Öncelikle tanım ; vincenzo perruggia, dünyanın en ünlü müzesi paris louvre'den, dünyanın en ünlü tablosu mona lisa'yı gerçekten çalmış tek kişidir!!
Hatta louvre'den, louvre'nin, bütün fransa'nın, hatta bütün dünyanın, en ünlü tablosunu çalmayı geç, en basit bir şeyin bile bugüne kadar çalındığı vaki diildir !!
Vincenzo perruggia, bugün bile italya da bir "halk kahramanı"dır!!...
2011 yılında vefat eden kızı celesta perruggia bu yüzden italya'nın en saygın leydilerinden biri kabul edilmişti.
Olay;
Vincenzo perruggia, italya doğumlu basit bir kimseydi.

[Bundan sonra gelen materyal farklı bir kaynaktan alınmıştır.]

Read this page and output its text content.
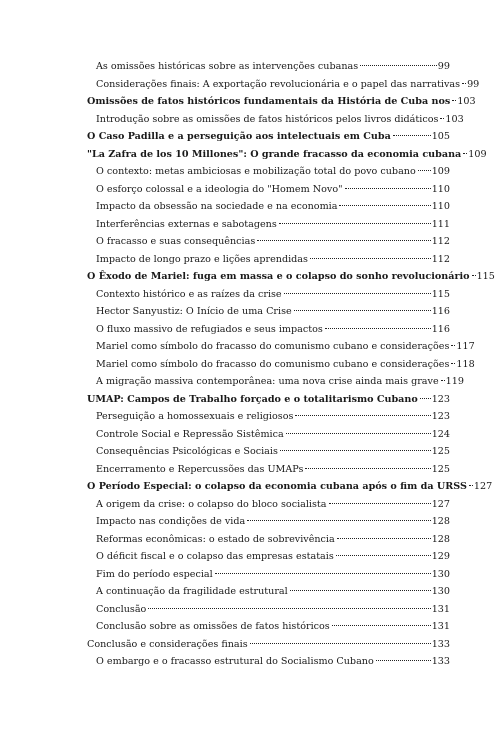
As omissões históricas sobre as intervenções cubanas	99
Considerações finais: A exportação revolucionária e o papel das narrativas 99
Omissões de fatos históricos fundamentais da História de Cuba nos 103
Introdução sobre as omissões de fatos históricos pelos livros didáticos 103
O Caso Padilla e a perseguição aos intelectuais em Cuba	105
"La Zafra de los 10 Millones": O grande fracasso da economia cubana 109
O contexto: metas ambiciosas e mobilização total do povo cubano 109
O esforço colossal e a ideologia do "Homem Novo"	110
Impacto da obsessão na sociedade e na economia	110
Interferências externas e sabotagens	111
O fracasso e suas consequências	112
Impacto de longo prazo e lições aprendidas	112
O Êxodo de Mariel: fuga em massa e o colapso do sonho revolucionário 115
Contexto histórico e as raízes da crise	115
Hector Sanyustiz: O Início de uma Crise	116
O fluxo massivo de refugiados e seus impactos	116
Mariel como símbolo do fracasso do comunismo cubano e considerações 117
Mariel como símbolo do fracasso do comunismo cubano e considerações 118
A migração massiva contemporânea: uma nova crise ainda mais grave 119
UMAP: Campos de Trabalho forçado e o totalitarismo Cubano 123
Perseguição a homossexuais e religiosos	123
Controle Social e Repressão Sistêmica	124
Consequências Psicológicas e Sociais	125
Encerramento e Repercussões das UMAPs	125
O Período Especial: o colapso da economia cubana após o fim da URSS 127
A origem da crise: o colapso do bloco socialista	127
Impacto nas condições de vida	128
Reformas econômicas: o estado de sobrevivência	128
O déficit fiscal e o colapso das empresas estatais	129
Fim do período especial	130
A continuação da fragilidade estrutural	130
Conclusão	131
Conclusão sobre as omissões de fatos históricos	131
Conclusão e considerações finais	133
O embargo e o fracasso estrutural do Socialismo Cubano	133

Yoksul bir ailenin çocuğuydu. Italya da çok denemesine rağmen hiçbi işde dikiş tutturamadı. Herzaman italya'dan daha zengin bir ülke olan fransa da şansını denemek için fransa'ya gitti. Çok çabuk fransızca öğrendi. Birçok iş yaptı, başarılı oldu. Sonra paris'e gitti. Sanata çok meraklıydı, sanatçıların semti pigalle'de dostlar edindi, kız arkadaşları oldu.
1909 yılında louvre'ye işçi olarak girdi. Bunu nasıl becerdiğini bilmiyoruz.
Sonradan mahkemede verdiği ifade de, leonardo da vinci de dahil birçok italyan üstadının eserlerinin louvre de asılı olduğunu gördüğünü, sırf fransa daha zengin diye italyan tablosunun fransa da asılı olmasının "büyük haksızlık" olduğunu düşündüğünü, söyledi!!
Ona göre, madem fransa, italya'dan böyle büyük eserleri "çalmayı" kendisine hak görüyordu, o halde fransa'dan o tabloları çalmak da ülkesini seven bir italyanın "boynunun borcuydu" !!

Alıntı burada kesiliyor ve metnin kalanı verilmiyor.